Another consideration not mentioned by the CII and the ABI is that it will drag the process out even longer. Many advisers are well prepared for two years of pain while they re-engineer their businesses and sit exams. Postponing it for another year may lessen the impact in the short term but it is another year of flux and transition, worrying about exams and being distracted from the real business of client service.

It also delays the improvement of your business. Recent CII research showed that 33 per cent of those who do not currently take financial advice would consider doing so post-RDR. The RDR presents a business opportunity, a way to make advisory businesses more profitable and sustainable.
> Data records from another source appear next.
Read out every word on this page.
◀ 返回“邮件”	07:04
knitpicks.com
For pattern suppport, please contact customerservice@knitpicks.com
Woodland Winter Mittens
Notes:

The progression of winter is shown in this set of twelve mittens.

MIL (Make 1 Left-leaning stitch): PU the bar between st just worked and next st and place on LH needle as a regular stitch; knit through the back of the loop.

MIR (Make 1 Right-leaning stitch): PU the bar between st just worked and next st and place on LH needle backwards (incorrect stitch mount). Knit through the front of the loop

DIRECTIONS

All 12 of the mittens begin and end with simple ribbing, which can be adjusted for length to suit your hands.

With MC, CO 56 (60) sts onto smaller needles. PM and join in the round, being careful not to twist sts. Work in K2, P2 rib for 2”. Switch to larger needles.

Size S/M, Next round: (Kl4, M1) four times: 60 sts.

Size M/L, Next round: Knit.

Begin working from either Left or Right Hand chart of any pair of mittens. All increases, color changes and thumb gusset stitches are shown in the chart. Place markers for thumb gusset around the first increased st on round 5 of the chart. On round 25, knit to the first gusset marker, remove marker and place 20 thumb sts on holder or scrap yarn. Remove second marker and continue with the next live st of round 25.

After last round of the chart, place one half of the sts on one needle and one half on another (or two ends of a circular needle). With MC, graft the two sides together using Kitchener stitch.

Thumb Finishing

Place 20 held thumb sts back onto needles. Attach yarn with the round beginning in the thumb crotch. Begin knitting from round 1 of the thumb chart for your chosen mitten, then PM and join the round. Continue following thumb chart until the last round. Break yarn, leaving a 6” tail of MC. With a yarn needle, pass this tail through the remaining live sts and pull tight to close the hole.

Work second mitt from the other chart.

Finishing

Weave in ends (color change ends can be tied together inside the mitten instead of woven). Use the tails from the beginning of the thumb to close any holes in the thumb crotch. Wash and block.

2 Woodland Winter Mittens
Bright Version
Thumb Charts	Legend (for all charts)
As such, why wait?

The point is moot anyway as the FSA has said it remains committed to the existing timetable. Undoubtedly, there will be advisers who do not hit the deadline but among them will be those who have postponed and postponed in expectation that a change of government or a change of heart by the regulator would save them.
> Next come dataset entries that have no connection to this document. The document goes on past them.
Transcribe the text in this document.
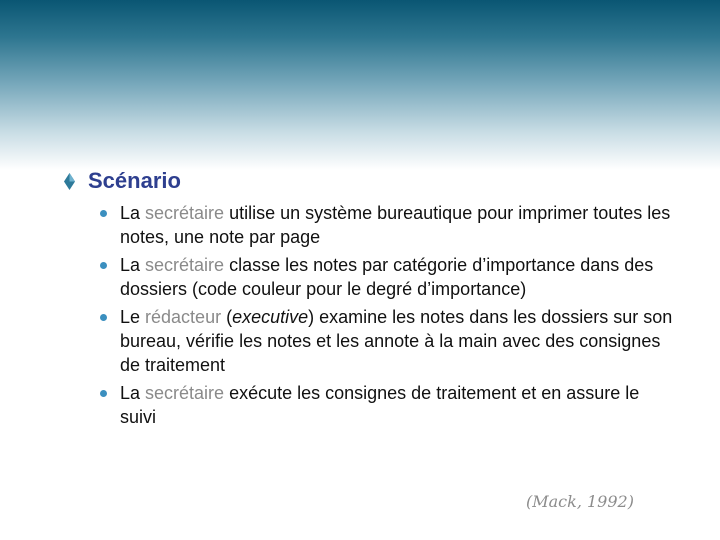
Scénario
La secrétaire utilise un système bureautique pour imprimer toutes les notes, une note par page
La secrétaire classe les notes par catégorie d’importance dans des dossiers (code couleur pour le degré d’importance)
Le rédacteur (executive) examine les notes dans les dossiers sur son bureau, vérifie les notes et les annote à la main avec des consignes de traitement
La secrétaire exécute les consignes de traitement et en assure le suivi
(Mack, 1992)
In this month’s Adviser Business, the focus is on knowing your business. Steve Billingham talks about how to deliver outstanding client service, focusing on reconnecting and gathering information on clients, so you know them better than anyone else. He believes this is a great insurance policy against them going elsewhere. Julie Hepworth at Perspective agrees that a key part of client retention is soliciting feedback from your clients and acting on it.

John Joe McKinley of Aegon talks about how you can analyse which clients are costing you money and decide how to deal with them. There are reasons to keep unprofitable clients but advisers need to be clear what they are and therefore why they are doing it. He also talks about how retainers can help deal with this.

Again, the key to this is knowing your business. You cannot decide where your areas of strength lie without a full analysis of your business and client base. Knowledge is power.